A study by the think tank MunicipalIQ predicted a record number this year, many of them stoked by rival parties or ANC factions trying to gain electoral advantage.
Though the protests often target local politicians for failing to deliver on promises, they are increasingly directed at Zuma and ANC leaders who many believe have used their time at the top to amass personal wealth at their citizens’ expense.
Zuma was criticized in an anti-graft report last month for “benefiting unduly” from a $23 million state-funded security upgrades to his private home in Nkandla in rural KwaZulu-Natal, which included a swimming pool, amphitheatre and chicken run.
“Sell Nkandla”, read one banner being held up by protesters in Ennerdale. “We are the step-children in South Africa,” read another, held up by a group of young women.

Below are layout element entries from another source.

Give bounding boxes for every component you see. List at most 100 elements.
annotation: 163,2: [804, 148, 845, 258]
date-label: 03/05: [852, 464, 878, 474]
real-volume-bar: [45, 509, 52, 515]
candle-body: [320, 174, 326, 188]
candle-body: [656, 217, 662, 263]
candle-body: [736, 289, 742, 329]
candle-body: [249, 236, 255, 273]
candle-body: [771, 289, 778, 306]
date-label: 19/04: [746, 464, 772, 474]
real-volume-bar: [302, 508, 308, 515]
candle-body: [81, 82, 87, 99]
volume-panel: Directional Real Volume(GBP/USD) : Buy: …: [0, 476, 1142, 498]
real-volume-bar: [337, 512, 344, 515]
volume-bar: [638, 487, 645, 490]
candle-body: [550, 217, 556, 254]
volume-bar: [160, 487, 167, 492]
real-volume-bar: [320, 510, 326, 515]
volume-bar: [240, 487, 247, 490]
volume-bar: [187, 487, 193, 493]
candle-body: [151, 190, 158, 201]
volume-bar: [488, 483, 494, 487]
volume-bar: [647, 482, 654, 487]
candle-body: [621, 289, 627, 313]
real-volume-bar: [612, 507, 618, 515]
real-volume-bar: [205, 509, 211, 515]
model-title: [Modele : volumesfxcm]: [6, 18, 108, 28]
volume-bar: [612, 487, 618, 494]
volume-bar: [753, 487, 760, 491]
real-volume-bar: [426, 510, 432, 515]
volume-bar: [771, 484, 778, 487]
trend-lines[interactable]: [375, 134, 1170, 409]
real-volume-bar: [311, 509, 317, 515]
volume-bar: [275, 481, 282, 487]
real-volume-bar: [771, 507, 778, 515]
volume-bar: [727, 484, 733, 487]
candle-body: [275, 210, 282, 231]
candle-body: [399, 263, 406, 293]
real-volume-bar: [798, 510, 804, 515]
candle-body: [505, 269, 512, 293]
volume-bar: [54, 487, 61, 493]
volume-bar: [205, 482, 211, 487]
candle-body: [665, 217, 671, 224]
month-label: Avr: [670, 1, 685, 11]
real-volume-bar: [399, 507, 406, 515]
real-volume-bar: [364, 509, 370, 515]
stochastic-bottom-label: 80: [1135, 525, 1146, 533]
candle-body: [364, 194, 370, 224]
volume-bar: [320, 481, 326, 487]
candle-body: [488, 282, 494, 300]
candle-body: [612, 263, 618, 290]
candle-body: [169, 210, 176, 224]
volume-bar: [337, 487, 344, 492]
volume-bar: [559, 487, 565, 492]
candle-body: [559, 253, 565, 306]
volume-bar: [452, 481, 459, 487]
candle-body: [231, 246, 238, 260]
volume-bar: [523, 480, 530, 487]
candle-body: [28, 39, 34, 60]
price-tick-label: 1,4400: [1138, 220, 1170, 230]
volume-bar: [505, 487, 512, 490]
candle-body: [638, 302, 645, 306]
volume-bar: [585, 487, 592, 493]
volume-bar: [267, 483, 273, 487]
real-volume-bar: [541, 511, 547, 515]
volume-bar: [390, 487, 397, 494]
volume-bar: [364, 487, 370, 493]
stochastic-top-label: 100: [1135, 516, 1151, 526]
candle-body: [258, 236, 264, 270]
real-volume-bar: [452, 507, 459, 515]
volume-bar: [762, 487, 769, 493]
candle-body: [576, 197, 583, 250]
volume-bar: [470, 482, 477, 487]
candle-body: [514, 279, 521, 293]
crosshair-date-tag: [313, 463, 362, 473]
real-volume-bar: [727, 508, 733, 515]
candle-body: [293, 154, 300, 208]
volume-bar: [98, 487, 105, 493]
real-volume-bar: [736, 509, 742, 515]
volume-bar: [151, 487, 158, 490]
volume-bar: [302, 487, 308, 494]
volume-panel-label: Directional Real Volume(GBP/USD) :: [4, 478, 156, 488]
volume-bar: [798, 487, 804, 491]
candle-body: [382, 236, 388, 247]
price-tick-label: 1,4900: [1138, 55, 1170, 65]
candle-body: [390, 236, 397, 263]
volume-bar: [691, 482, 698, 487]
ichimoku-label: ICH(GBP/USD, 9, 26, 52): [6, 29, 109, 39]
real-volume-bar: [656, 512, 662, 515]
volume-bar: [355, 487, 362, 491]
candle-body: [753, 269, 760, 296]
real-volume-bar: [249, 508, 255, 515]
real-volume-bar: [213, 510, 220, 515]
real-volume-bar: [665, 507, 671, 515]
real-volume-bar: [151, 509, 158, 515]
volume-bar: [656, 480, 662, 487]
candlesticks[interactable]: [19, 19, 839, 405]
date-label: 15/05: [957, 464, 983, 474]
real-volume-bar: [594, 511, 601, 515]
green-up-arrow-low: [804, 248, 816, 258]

The ANC counters accusations of negligence by pointing to the 2.5 million cheap homes built since apartheid, as well as the undisputed improvements in services for townships, although analysts say the pace of change has slowed in the last decade.
Deputy ANC President Cyril Ramaphosa said the party was aware that many communities felt “left behind”, but that the protests were only part of the “growing pains” of democracy.
“As each one of us grew up, we ran, we fell, we had scratches on our knees,” he told reporters last week.
Police have been accused of exacerbating tensions with sometimes deadly responses ranging from tear gas and rubber bullets to live ammunition.
At least nine community protesters have been killed by the police this year, adding to 11 last year, five in 2012 and nine in 2011, the UJ report said.
These numbers exclude the 34 striking miners killed by police at Lonmin’s Marikana platinum mine in 2012, the bloodiest security force incident since the end of apartheid.
“The police go there and, because the protest is spontaneous, they act in a very angry manner too quickly,” Newham said.
“That can lead to running battles. Police going heavy-handed tends to escalate the problem rather than solve it.”
Some of the once-loyal ANC supporters who witnessed at first hand the township violence of the 1980s and early 1990s, in which thousands were killed, are anxious now.
“I think there is going to be war,” said 74-year-old Ennerdale pensioner John Deysel, shaking his head as a teenage protester swinging a golf club ran past.
“The whole country feels disappointed,” he said. “We need a new government. That’s the bottom line.”